What you are doing here is just repeating the same, failed logic that handed Trump 2024. And instead of blaming the people who actually had the power to change things, you want to blame "someone else". Democrats could have invited Sean O'Brien to the convention, since they hadn't endorsed, and see what they had to say and asked what it would have taken to get the Teamsters endorsement. Likewise, they could have given Palestinians a voice at the convention and asked them what it would take to keep them in the fold. And we can go on down the line.

But reality is that Democrats are the failure here. Not any other party is to blame other than the Democrats themselves for the outcomes of the election of 2024. If they wanted the Teamsters endorsement, they needed to do more to show up for it, and they chose not to.

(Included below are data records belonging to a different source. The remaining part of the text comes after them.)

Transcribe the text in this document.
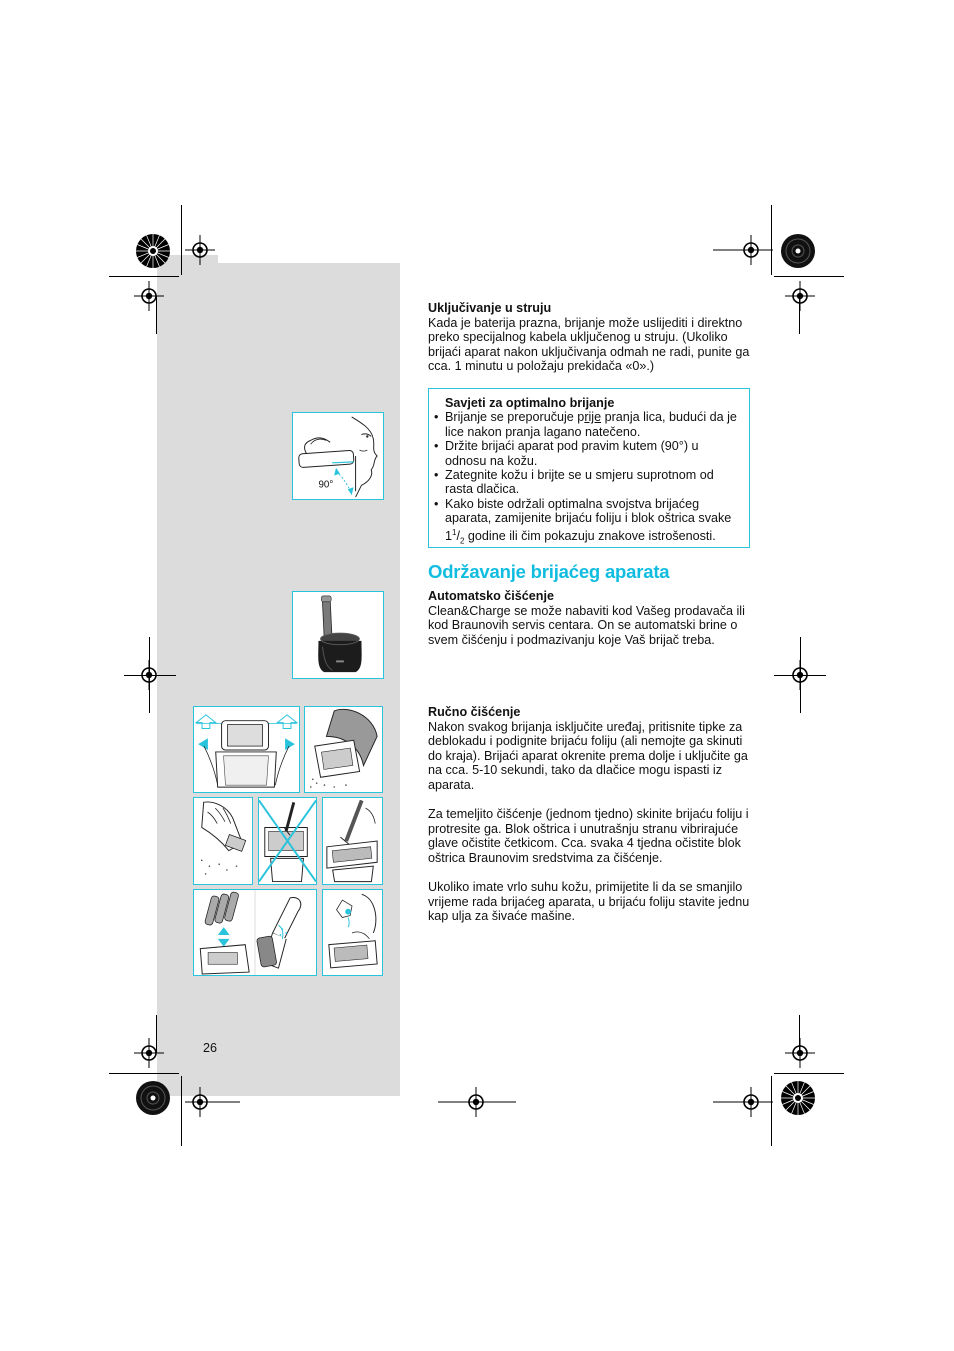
Uključivanje u struju

Kada je baterija prazna, brijanje može uslijediti i direktno preko specijalnog kabela uključenog u struju. (Ukoliko brijaći aparat nakon uključivanja odmah ne radi, punite ga cca. 1 minutu u položaju prekidača «0».)

Savjeti za optimalno brijanje
• Brijanje se preporučuje prije pranja lica, budući da je lice nakon pranja lagano natečeno.
• Držite brijaći aparat pod pravim kutem (90°) u odnosu na kožu.
• Zategnite kožu i brijte se u smjeru suprotnom od rasta dlačica.
• Kako biste održali optimalna svojstva brijaćeg aparata, zamijenite brijaću foliju i blok oštrica svake $1^1/_2$ godine ili čim pokazuju znakove istrošenosti.
Održavanje brijaćeg aparata

Automatsko čišćenje

Clean&Charge se može nabaviti kod Vašeg prodavača ili kod Braunovih servis centara. On se automatski brine o svem čišćenju i podmazivanju koje Vaš brijač treba.

Ručno čišćenje

Nakon svakog brijanja isključite uređaj, pritisnite tipke za deblokadu i podignite brijaću foliju (ali nemojte ga skinuti do kraja). Brijaći aparat okrenite prema dolje i uključite ga na cca. 5-10 sekundi, tako da dlačice mogu ispasti iz aparata.

Za temeljito čišćenje (jednom tjedno) skinite brijaću foliju i protresite ga. Blok oštrica i unutrašnju stranu vibrirajuće glave očistite četkicom. Cca. svaka 4 tjedna očistite blok oštrica Braunovim sredstvima za čišćenje.

Ukoliko imate vrlo suhu kožu, primijetite li da se smanjilo vrijeme rada brijaćeg aparata, u brijaću foliju stavite jednu kap ulja za šivaće mašine.

26
90°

And that knee-jerk, team sports, emotional response was exactly what I had hoped you would put on display, and it makes it all the more clear we should be dismissing voices that are only in this for their own validation.

Voters do not owe the Democratic party jack fucking shit, and the Democratic party owes its voters, literally everything. If the Democratic party, and the card carrying Democratic party member, have not gotten this through their thick, Blue No Matter Who skull, the Democratic party will never be fixed.

[–] ProdigalFrog@slrpnk.net 1 points 4 days ago

As I said in my previous response, I'm not fan of the Kamala, nor the democratic party for the very reasons you mention. But to frame it as the Teamsters withholding their endorsement for the same reasons that leftists refused to vote for Kamala is disingenuous.

If the Democrats wanted to get the teamsters endorsement, why didn’t they do more to show that they would be a pro-labor, anti-capitol party

Democrats are neoliberals, they'll never be anti-capital (hence their failure), but they certainly weren't as anti-labor as the Republican party.

You keep trying to paint my views as a simplistic sports team analog, but it doesn't hold up. I'm pointing out real gripes with Teamster leadership and the depressing state of the membership, which I wish weren't the case. I am not randomly smack talking them because I'm on some other team (do you think I'm in the UAW? I'm not).

you want to blame “someone else”

I'm not blaming anyone. I doubt an official Teamster endorsement would've made a difference in the election. I'm pointing to it as a prime example that the base of the Teamsters is conservative enough that taking an overt leftist stance is likely political suicide for Teamster leadership.